Les spectateurs étaient venus voir une adaptation théâtrale du roman de Faulkner, mais ce spectacle est-il encore ou seulement du théâtre ? En fait, pendant 80% - 90% ? - on regarde un écran. Tout est en effet filmé - en direct mais pas forcément en live, car on se demande parfois si les comédiens ne sont pas en train de rejouer - mimer - une scène préalablement enregistrée.
L’’utilisation de la video - de l’Écran, de l’Image - au théâtre est aujourd’hui un basic et même un cliché. Parfois, il s’agit d’un procédé, gratuit et redondant, destiné à « faire moderne » ( Ostermeier ) pour « sur-créer de la mise en scène » via la mise en abîme du principe de distanciation. Parfois, la video fait corps au processus narratif, à la manière d’un apport, d’une possibilité de perspective, de ligne de fuite poétique le ressaisissement ( Warlikowski, mais pas toujours ).
Dans Absalon, Absalon ! l'Image est omniprésente. On est d'abord sur un plateau de cinéma avant d'être sur un plateau de théâtre - et d'ailleurs celui-ci pourrait se situer ailleurs, hors champ à l'instar des saynètes. S'agit-il d'une complaisance jeuniste ou d'une dénonciation du Tout Image contemporain, comme si nous n'existions plus qu'à travers l'Image, les stories-saynètes, le fake, l'illusion des réseaux sociaux ? Les comédiens interprètent leurs rôles comme des acteurs de la télé-réalité ( où rien n'est réel ), à l'image et à la ressemblance des influenceurs qui donnent à croire qu'ils vivent dans un monde merveilleux. Ils jouent la vie ou plutôt ils jouent à la vie, à l'écho des enfants qui jouent aux Cow-boys et aux indiens. Ils prennent leurs fantasmes comme une possibilité de res-semblance, au risque de confondre identification et identité. Mais ce n'est pas parce qu'on s'imagine que c'est ainsi que - qu'on croit au point de s'en persuader, que c'est forcément la réalité. Parfois certains esquissent un pas de danse, comme sur TikTok. Le théâtre doit-il se soumettre à l'esthétique des réseaux sociaux, pour faire moderne, faire jeune ( l'âge médian du public se situait entre 55 et 65 ans ?

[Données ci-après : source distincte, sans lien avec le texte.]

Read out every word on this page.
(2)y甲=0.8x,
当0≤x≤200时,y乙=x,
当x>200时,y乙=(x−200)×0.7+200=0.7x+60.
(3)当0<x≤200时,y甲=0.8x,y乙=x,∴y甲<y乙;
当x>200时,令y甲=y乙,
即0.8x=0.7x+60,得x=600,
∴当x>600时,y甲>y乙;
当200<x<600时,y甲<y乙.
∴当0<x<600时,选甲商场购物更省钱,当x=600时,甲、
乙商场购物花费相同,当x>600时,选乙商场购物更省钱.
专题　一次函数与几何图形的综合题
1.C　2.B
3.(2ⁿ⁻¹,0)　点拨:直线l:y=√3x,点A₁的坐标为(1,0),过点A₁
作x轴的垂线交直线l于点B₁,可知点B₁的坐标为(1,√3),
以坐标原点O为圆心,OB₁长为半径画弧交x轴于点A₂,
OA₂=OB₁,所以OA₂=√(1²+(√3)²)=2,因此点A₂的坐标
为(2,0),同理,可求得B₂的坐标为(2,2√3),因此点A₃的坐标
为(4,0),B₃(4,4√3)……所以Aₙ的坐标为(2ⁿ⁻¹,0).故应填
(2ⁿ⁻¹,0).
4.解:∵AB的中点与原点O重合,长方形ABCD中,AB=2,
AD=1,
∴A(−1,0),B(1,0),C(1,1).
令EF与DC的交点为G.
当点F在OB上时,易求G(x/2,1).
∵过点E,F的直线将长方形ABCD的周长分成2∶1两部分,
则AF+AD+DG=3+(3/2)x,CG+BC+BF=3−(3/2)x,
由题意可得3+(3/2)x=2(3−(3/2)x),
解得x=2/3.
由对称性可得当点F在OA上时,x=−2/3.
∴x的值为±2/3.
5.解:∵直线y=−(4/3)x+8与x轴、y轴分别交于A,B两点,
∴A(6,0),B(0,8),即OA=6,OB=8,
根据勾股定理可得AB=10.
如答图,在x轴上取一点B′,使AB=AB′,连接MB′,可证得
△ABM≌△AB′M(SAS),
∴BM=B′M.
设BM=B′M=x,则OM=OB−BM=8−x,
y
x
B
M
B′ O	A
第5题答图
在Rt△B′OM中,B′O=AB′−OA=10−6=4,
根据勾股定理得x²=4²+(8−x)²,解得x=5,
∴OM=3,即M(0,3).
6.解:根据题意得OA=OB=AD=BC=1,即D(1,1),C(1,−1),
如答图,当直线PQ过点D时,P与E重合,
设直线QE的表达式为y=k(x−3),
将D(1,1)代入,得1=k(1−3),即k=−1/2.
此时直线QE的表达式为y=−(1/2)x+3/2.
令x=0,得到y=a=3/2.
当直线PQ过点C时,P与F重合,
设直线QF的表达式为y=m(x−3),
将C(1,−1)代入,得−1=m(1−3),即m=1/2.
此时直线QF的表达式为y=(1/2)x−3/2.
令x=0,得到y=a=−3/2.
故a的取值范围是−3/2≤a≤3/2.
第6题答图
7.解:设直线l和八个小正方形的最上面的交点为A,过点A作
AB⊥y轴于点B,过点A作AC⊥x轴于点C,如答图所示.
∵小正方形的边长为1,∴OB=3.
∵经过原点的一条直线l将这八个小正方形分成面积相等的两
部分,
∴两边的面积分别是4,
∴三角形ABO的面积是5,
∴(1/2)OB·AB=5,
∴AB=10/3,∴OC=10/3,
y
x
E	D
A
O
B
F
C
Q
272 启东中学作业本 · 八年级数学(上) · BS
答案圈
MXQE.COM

Dans cette mise en scène, le passage par l’écran crée une distanciation. Plus le spectacle se déroule, plus Séverine Chavier accroît nôtre frustration. On s'en rend compte a contrario. Ainsi quand le chien vient donner la pa-patte à son maître - parce qu’il n’est pas filmé - toute la salle se retrouve en émoi et délaisse l’écran. Idem quand passent les dindons en guise de farce. Sortir de l’Image est une respiration. D’ailleurs l’écran n’est que la métaphore du miroir narcissique où Séverine Chavier. projette son Image, Son spectacle, Son Interprétation. Il est aussi celui de notre enfermement - l’écran ressemble à une cellule des quartiers d’isolement dans les prisons dans lequel Maitresse Séverine Chavier nous pousse irrémédiablement.

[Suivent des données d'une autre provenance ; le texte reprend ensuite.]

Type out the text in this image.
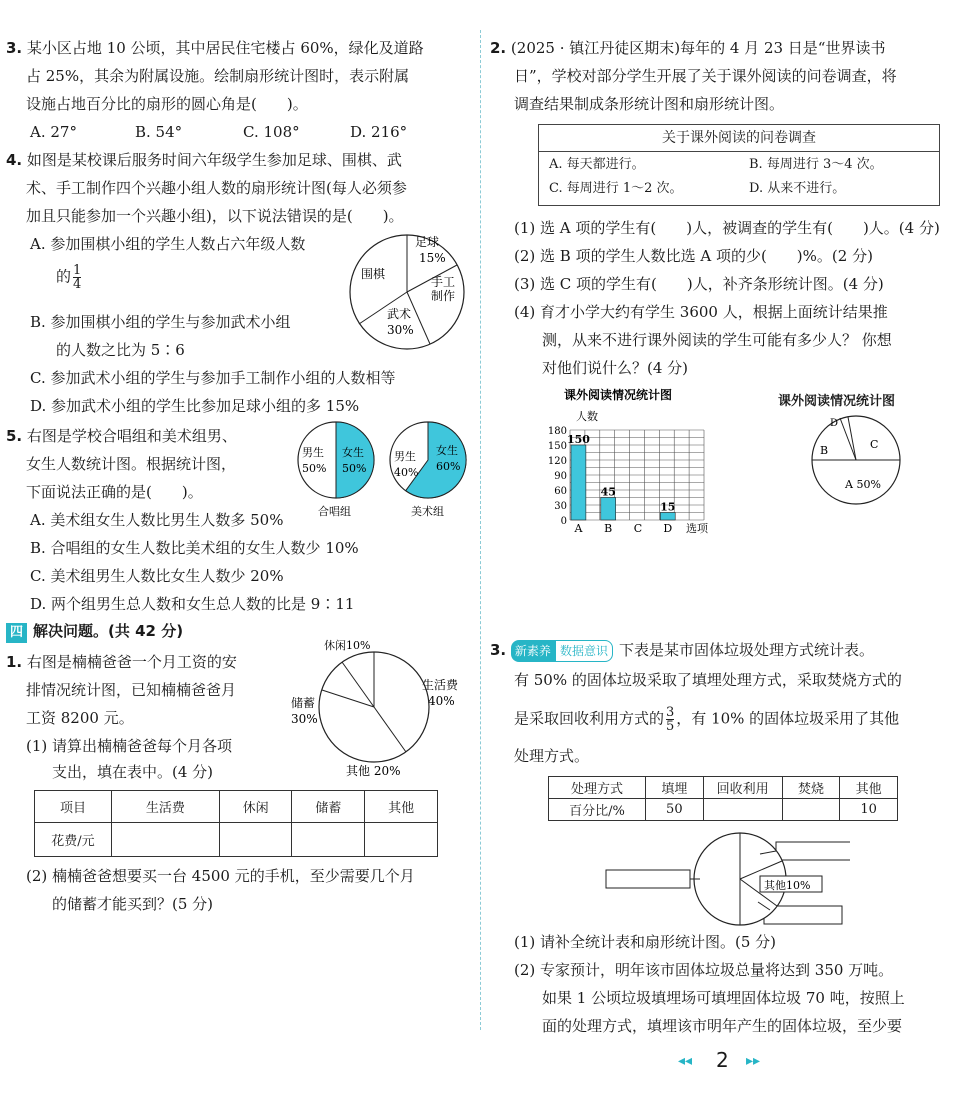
3. 某小区占地 10 公顷，其中居民住宅楼占 60%，绿化及道路
占 25%，其余为附属设施。绘制扇形统计图时，表示附属
设施占地百分比的扇形的圆心角是(　　)。
A. 27°	B. 54°	C. 108°	D. 216°
4. 如图是某校课后服务时间六年级学生参加足球、围棋、武
术、手工制作四个兴趣小组人数的扇形统计图(每人必须参
加且只能参加一个兴趣小组)，以下说法错误的是(　　)。
A. 参加围棋小组的学生人数占六年级人数
的 $\frac{1}{4}$
B. 参加围棋小组的学生与参加武术小组
的人数之比为 5∶6
C. 参加武术小组的学生与参加手工制作小组的人数相等
D. 参加武术小组的学生比参加足球小组的多 15%
足球
15%
围棋
手工
制作
武术
30%
5. 右图是学校合唱组和美术组男、
女生人数统计图。根据统计图，
下面说法正确的是(　　)。
A. 美术组女生人数比男生人数多 50%
B. 合唱组的女生人数比美术组的女生人数少 10%
C. 美术组男生人数比女生人数少 20%
D. 两个组男生总人数和女生总人数的比是 9∶11
男生
50%
女生
50%
合唱组
男生
40%
女生
60%
美术组
四 解决问题。(共 42 分)
1. 右图是楠楠爸爸一个月工资的安
排情况统计图，已知楠楠爸爸月
工资 8200 元。
(1) 请算出楠楠爸爸每个月各项
支出，填在表中。(4 分)
休闲10%
生活费
40%
储蓄
30%
其他 20%
项目	生活费	休闲	储蓄	其他
花费/元				
(2) 楠楠爸爸想要买一台 4500 元的手机，至少需要几个月
的储蓄才能买到？(5 分)
2. (2025 · 镇江丹徒区期末)每年的 4 月 23 日是“世界读书
日”，学校对部分学生开展了关于课外阅读的问卷调查，将
调查结果制成条形统计图和扇形统计图。
关于课外阅读的问卷调查
A. 每天都进行。	B. 每周进行 3～4 次。
C. 每周进行 1～2 次。	D. 从来不进行。
(1) 选 A 项的学生有(　　)人，被调查的学生有(　　)人。(4 分)
(2) 选 B 项的学生人数比选 A 项的少(　　)%。(2 分)
(3) 选 C 项的学生有(　　)人，补齐条形统计图。(4 分)
(4) 育才小学大约有学生 3600 人，根据上面统计结果推
测，从来不进行课外阅读的学生可能有多少人？ 你想
对他们说什么？(4 分)
课外阅读情况统计图
人数
选项
0
30
60
90
120
150
180
150
A
45
B C
15
D
课外阅读情况统计图
A 50%
B	C
D
3. 新素养 数据意识 下表是某市固体垃圾处理方式统计表。
有 50% 的固体垃圾采取了填埋处理方式，采取焚烧方式的
是采取回收利用方式的 $\frac{3}{5}$ ，有 10% 的固体垃圾采用了其他
处理方式。
处理方式	填埋	回收利用	焚烧	其他
百分比/%	50			10
其他10%
(1) 请补全统计表和扇形统计图。(5 分)
(2) 专家预计，明年该市固体垃圾总量将达到 350 万吨。
如果 1 公顷垃圾填埋场可填埋固体垃圾 70 吨，按照上
面的处理方式，填埋该市明年产生的固体垃圾，至少要
◂◂ 2 ▸▸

En effet, la plupart des scènes sont filmées dans le noir, ou en coulisses, « derrière »: on ne voit pas les comédiens. Toute se joue sur l’écran, via l’écran. Pourquoi dès lors se déplacer « au théâtre « . Un lien suffirait à voir le spectacle. Dans cette configuration, peu importe que les comédiens jouent en live ou en replay. On imagine d’ailleurs que la captation télévisuelle de ce spectacle sera du meilleur effet.
Cet anti-théâtre - la volonté de déconstruire jusqu’au ressort existentiel du théâtre - serait-il tendance ? Lors du festival d’Avignon 2024, où fut présenté Absalon, Absalon !, dans Elisabeth Costello, sept leçons et cinq contes moraux, Krzysztof Warlikowski imposait aux spectateurs des conférences certes bien interprétées mais qui restaient en définitive des conférences, expression d’un non-théâtre. Dans le premier volet de sa trilogie Ici sont les Dragons, Ariane Mnouchkine transforme les comédiens en marionnettes se contentant de mimer en playback un texte en voix off - un avant goût des conséquences de l’intelligence artificielle, expression du non-comédien ?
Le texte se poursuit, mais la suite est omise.